NEVER SELL WHEN VIX IS 50
Why the market keeps climbing despite bearish headlines... and what it means for your next move.
We’re only a couple of days into the week, and already the market feels like it’s doing that slow, steady melt-up that catches everyone off guard. It’s something I’ve been flagging for a while now: the market, especially in the short to medium term, is driven much more by positioning and sentiment than it is by traditional fundamentals.
From Euphoria to Panic, Back to Euphoria?
Let’s rewind to earlier this year. January into February, positioning was heavy and sentiment was bullish. Hedge funds, asset managers, retail… all were leaning in. Futures positioning was stretched, and the AI trade had sentiment indicators screaming optimism. Surveys like the AAII and CNN Fear & Greed Index were firmly in the "greed" zone. Even the NAAIM exposure index, which tracks fund manager equity exposure, was elevated.
Then came the pullback. The S&P 500 dropped over 20% intraday, the Nasdaq and Russell 2000 went into bear market territory. Analysts slashed price targets. Mega caps were downgraded. And suddenly, everyone flipped bearish. Positioning got defensive. Rates spiked, gold rallied, and the dollar wobbled. Macro panic set in.
The Trump Pivot and Repricing Risk
Then something changed. April 9 became a pivotal moment. On the same day retaliation tariffs were in effect, Trump announced a 90-day pause on retaliation tariffs for every country except China. The market exploded higher. Since then, we've seen a slow, grinding rally… one that’s left many investors flat-footed.
Everyone kept waiting for a retest of April lows, but it never came. Now the narrative is "we’ll get a correction... eventually." Maybe now. Maybe after another 10% move higher. The truth? Nobody knows. Meanwhile, U.S. indices are catching up to global peers, and risk appetite is back. Even as the Magnificent 7 lag slightly, they still drift higher.
Sentiment Reset, But Not Frothy
Despite the rally, we’re not in an overly bullish environment. Fund manager positioning is near average. Some S&P targets have been revised higher, but plenty remain conservative. On social media, sentiment is still split. But as always, price action is the ultimate sentiment shifter. As markets move up, people start to believe again.
And let’s not forget the VIX. It’s sitting at 17 now. Just six weeks ago, it was over 50. That’s a signal. Historically, a VIX at 50 has a 100% win rate on forward 1-Year S&P returns. You don’t sell into that. You buy. That’s a setup you act on.
When Everyone’s Cautious, Who’s Left to Sell?
The most ironic thing about bearish positioning? It actually becomes a support level. When everyone is defensive, there’s nobody left to capitulate. Pullbacks get bought because the weak hands already left. So the market grinds higher… not because everything is perfect, but because selling pressure has dried up.

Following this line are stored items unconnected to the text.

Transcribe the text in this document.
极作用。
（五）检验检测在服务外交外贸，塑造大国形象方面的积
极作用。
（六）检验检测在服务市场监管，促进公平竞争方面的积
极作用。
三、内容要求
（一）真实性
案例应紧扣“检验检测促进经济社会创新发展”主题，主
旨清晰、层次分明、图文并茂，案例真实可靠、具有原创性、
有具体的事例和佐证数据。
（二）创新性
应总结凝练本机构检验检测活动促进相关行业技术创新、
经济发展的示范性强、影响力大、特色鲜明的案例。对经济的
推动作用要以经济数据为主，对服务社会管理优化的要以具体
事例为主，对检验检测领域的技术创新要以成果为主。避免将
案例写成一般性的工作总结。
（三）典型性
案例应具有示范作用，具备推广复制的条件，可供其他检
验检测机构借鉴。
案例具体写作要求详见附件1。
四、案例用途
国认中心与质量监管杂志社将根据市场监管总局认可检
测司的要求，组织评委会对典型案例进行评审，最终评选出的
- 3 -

Trying to time the top is a losing game. As one great quote puts it, “It is usually a much simpler matter to forecast a bull market than to call the turn at its end.” Recession forecasting is hard. If top economists with million-dollar models can’t do it, what makes you think you can?
Algos Have Already Priced It In
Algorithms dominate price action. By the time you see a news headline, it’s already reflected in the tape. AI models ingest the data and front-run the reaction. The moment your favorite Twitter account posts the news, it’s already old.
So what’s left for retail? Probability and positioning. Long-term investing works because it ignores noise. But even traders can take advantage of repeatable setups. When we broke the 200-day moving average, retested it, and launched? That was a textbook trade. And right now, many charts are flashing textbook cup-and-handle breakouts. You can read on my article covering this setup.
Long-Term View With Tactical Adjustments
I’m not here saying go all-in. I’m saying play the probabilities. If your setup’s there, take the trade with stops. If you’re investing, ignore the daily drama unless the fundamentals change. Warren Buffett sells too… he trims Apple regularly. And that’s fine. Everyone’s got their own time horizon and risk profile.
Bottom line? We’re likely in a bull market. Not everything will go up, but enough will. Dips get bought. Pullbacks feel shallow. The path of least resistance is higher... until it isn’t. But you won’t see the top coming. So don’t waste energy trying to.
$CRWD CrowdStrike just dropped 8–10% after earnings, only to bounce right back. That’s what happens in bull markets. Reactions fade, buyers step in, and stocks drift higher.
Stay on the right side of the trade. Respect the trend. Watch the June macro headlines, but don’t overreact.
Trade safe, and have a strong rest of the week.